S&P Says China's Debt Will Grow 77% by 2021, Bold Action NeededBloomberg News
Aid to state enterprises allows moral hazards to persist: S&P
Agency last week cut sovereign rating first time since 1999
China’s total debt could rise 77 percent to $46 trillion by 2021, and its push to rein in heavy corporate borrowing has had "only tentative results so far," S&P Global Ratings said.
While the pace of debt expansion is slowing, it still exceeds economic growth, implying that high credit risks could still "incrementally increase," the rating company said in a report Friday.
"Recent intensification of government efforts to rein in corporate leverage could stabilize the trend of financial risks over the next few years," credit analyst Christopher Lee wrote. "But we still foresee that credit growth will remain at levels that will gradually increase financial stress."
S&P last week cut China’s sovereign credit rating for the first time since 1999, citing the risks from soaring debt, and revised its outlook to stable from negative. The Finance Ministry responded that the analysis ignores the country’s sound economic fundamentals and that the government is fully capable of maintaining financial stability.
In a separate report Friday, S&P said China’s push to rein in corporate borrowing likely hasn’t produced lasting results because it lacks specific targets and time frames for cuts.
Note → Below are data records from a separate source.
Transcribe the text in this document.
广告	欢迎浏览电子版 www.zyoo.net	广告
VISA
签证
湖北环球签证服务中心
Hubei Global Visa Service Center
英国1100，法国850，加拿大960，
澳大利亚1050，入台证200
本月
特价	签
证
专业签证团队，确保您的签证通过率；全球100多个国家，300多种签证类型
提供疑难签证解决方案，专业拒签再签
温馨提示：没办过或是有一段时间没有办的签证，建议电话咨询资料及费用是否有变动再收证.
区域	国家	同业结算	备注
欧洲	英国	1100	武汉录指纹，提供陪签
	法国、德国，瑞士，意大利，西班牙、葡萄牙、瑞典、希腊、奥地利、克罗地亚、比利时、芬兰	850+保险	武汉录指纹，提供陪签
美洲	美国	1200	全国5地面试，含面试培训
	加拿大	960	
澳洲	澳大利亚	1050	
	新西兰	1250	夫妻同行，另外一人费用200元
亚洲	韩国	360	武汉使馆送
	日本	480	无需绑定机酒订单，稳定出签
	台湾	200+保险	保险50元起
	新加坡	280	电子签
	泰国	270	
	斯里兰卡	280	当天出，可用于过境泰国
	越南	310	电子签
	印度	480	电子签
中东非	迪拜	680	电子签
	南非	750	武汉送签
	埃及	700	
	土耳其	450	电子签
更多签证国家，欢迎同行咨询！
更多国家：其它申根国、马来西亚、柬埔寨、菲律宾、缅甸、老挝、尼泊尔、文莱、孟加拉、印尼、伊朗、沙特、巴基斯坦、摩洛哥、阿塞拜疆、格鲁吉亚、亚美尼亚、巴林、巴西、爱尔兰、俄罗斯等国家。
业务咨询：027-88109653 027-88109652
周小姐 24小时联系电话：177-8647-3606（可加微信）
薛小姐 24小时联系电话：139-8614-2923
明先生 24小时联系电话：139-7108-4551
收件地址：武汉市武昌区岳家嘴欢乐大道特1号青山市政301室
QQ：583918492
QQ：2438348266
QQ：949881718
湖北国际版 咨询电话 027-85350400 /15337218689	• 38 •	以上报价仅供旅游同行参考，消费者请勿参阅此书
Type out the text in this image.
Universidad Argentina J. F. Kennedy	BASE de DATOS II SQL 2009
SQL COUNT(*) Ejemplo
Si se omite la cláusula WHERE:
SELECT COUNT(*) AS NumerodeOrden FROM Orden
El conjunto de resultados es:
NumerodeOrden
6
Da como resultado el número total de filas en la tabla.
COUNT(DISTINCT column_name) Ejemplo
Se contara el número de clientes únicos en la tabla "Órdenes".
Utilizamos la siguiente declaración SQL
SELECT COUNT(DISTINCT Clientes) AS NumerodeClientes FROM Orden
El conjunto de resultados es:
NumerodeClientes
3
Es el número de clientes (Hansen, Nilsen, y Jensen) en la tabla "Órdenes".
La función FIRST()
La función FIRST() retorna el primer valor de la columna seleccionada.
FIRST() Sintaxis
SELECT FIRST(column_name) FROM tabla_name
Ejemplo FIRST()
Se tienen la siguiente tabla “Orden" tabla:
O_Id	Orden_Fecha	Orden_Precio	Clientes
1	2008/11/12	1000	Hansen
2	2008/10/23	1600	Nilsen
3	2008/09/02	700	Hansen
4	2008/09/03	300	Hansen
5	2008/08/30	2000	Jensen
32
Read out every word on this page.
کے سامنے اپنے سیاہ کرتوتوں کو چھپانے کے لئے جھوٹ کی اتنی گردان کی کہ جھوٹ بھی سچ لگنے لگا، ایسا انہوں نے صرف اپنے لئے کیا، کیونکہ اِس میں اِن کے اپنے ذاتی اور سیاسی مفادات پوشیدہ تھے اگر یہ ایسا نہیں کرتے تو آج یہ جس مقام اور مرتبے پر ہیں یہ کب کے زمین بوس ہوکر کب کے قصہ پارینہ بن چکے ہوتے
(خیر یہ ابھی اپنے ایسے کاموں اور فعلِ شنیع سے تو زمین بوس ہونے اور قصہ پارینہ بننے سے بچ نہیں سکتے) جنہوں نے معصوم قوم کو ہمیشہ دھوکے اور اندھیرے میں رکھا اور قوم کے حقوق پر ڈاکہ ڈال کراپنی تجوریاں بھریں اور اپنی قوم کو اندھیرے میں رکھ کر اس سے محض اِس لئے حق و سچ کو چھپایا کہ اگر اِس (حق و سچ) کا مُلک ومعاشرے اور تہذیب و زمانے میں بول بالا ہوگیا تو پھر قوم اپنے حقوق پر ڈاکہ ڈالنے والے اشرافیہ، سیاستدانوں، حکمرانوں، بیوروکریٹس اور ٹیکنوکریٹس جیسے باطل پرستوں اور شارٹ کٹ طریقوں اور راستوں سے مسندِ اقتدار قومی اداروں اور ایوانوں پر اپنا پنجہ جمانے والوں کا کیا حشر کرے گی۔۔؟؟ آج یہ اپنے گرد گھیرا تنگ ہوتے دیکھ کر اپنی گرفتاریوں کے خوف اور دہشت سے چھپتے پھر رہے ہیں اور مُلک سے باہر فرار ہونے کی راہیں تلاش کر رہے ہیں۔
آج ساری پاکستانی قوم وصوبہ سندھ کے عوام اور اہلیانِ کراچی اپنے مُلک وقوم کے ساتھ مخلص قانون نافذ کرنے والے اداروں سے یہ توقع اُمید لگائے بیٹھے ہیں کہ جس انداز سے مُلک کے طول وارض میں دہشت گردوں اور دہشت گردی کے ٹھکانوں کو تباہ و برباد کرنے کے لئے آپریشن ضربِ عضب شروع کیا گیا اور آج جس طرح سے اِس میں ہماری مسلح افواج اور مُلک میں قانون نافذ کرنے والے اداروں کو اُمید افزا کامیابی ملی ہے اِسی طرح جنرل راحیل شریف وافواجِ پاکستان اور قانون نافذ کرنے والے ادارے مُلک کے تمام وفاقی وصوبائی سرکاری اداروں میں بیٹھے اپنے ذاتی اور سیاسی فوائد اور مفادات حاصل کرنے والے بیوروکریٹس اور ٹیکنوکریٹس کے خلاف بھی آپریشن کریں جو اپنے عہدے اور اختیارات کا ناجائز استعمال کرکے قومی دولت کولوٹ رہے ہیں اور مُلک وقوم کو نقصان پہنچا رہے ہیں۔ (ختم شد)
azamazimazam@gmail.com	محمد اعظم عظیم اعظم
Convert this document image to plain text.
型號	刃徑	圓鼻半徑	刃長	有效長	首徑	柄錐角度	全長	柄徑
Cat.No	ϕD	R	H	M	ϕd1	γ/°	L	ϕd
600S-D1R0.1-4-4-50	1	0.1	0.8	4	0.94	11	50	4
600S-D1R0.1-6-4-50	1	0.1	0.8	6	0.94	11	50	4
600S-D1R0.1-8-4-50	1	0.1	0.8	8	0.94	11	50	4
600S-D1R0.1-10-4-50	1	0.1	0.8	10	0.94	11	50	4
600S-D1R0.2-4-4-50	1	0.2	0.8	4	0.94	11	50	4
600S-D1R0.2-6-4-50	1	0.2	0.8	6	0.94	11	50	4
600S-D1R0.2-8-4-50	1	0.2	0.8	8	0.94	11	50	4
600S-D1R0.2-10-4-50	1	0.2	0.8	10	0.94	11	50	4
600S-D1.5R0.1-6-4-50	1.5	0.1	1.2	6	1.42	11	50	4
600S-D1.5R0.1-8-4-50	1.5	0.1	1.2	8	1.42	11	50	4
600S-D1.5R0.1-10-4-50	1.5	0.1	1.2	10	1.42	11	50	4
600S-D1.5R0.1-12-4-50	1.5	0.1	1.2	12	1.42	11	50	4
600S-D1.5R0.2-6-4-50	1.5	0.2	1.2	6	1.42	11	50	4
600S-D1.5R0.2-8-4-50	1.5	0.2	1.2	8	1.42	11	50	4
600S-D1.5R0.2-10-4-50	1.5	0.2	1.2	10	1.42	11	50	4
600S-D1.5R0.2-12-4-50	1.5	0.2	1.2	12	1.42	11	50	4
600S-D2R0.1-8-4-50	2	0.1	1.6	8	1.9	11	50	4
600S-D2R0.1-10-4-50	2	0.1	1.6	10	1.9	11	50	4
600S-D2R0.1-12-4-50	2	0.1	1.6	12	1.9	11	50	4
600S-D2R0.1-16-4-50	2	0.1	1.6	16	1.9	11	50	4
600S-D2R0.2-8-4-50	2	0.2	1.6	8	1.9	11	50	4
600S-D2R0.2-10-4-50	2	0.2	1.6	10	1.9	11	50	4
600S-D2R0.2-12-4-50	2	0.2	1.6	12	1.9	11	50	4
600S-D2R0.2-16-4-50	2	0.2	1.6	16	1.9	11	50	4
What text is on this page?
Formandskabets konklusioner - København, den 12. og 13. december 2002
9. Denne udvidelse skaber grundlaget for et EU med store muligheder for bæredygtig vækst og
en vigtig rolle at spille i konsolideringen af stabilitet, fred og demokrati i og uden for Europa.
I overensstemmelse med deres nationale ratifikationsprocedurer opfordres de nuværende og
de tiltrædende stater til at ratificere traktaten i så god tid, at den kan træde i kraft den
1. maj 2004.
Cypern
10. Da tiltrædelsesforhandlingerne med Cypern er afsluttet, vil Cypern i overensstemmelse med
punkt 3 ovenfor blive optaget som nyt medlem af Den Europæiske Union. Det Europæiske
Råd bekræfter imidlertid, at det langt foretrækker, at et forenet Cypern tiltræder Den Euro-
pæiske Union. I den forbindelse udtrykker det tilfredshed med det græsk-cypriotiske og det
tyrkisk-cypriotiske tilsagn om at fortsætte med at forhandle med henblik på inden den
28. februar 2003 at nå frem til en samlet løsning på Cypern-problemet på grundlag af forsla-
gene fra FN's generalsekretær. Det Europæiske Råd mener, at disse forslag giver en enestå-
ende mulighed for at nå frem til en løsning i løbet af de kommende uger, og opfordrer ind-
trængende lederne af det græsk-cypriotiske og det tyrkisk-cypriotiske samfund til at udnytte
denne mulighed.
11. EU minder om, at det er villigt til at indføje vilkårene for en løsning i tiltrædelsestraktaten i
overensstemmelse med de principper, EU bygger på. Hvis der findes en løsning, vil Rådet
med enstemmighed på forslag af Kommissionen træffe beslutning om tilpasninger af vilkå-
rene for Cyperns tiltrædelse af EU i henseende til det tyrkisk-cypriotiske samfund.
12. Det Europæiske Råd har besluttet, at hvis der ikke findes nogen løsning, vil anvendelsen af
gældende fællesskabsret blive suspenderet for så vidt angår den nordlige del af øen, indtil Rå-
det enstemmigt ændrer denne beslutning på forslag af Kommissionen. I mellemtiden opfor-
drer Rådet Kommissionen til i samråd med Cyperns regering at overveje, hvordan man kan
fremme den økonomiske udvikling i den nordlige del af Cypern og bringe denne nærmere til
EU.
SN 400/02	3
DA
Corporate debt, including local government financing vehicles, rose 5 percent last year to $14.5 trillion and is the highest among large economies at 134 percent of GDP, S&P said.
State-owned enterprises are the heaviest borrowers, S&P said, adding that a focus on maintaining stability contributes to cautious policy making and a bias toward a status quo that prioritizes economic growth. SOEs produce a fifth of economic output while taking out 40 percent of the bank loans, and they’re less profitable than private counterparts with double the overall debt leverage ratio, S&P said.
"Without bold actions, China’s corporate deleveraging aims won’t be met in the next one to two years," Lee wrote. "China allows moral hazards to persist by providing implicit or even direct support to highly indebted SOEs. Few SOEs and their managements have advanced by voluntarily instilling financial discipline and low debt leverage when government policy is skewed to promoting the growth, scale, and global rankings of China Inc."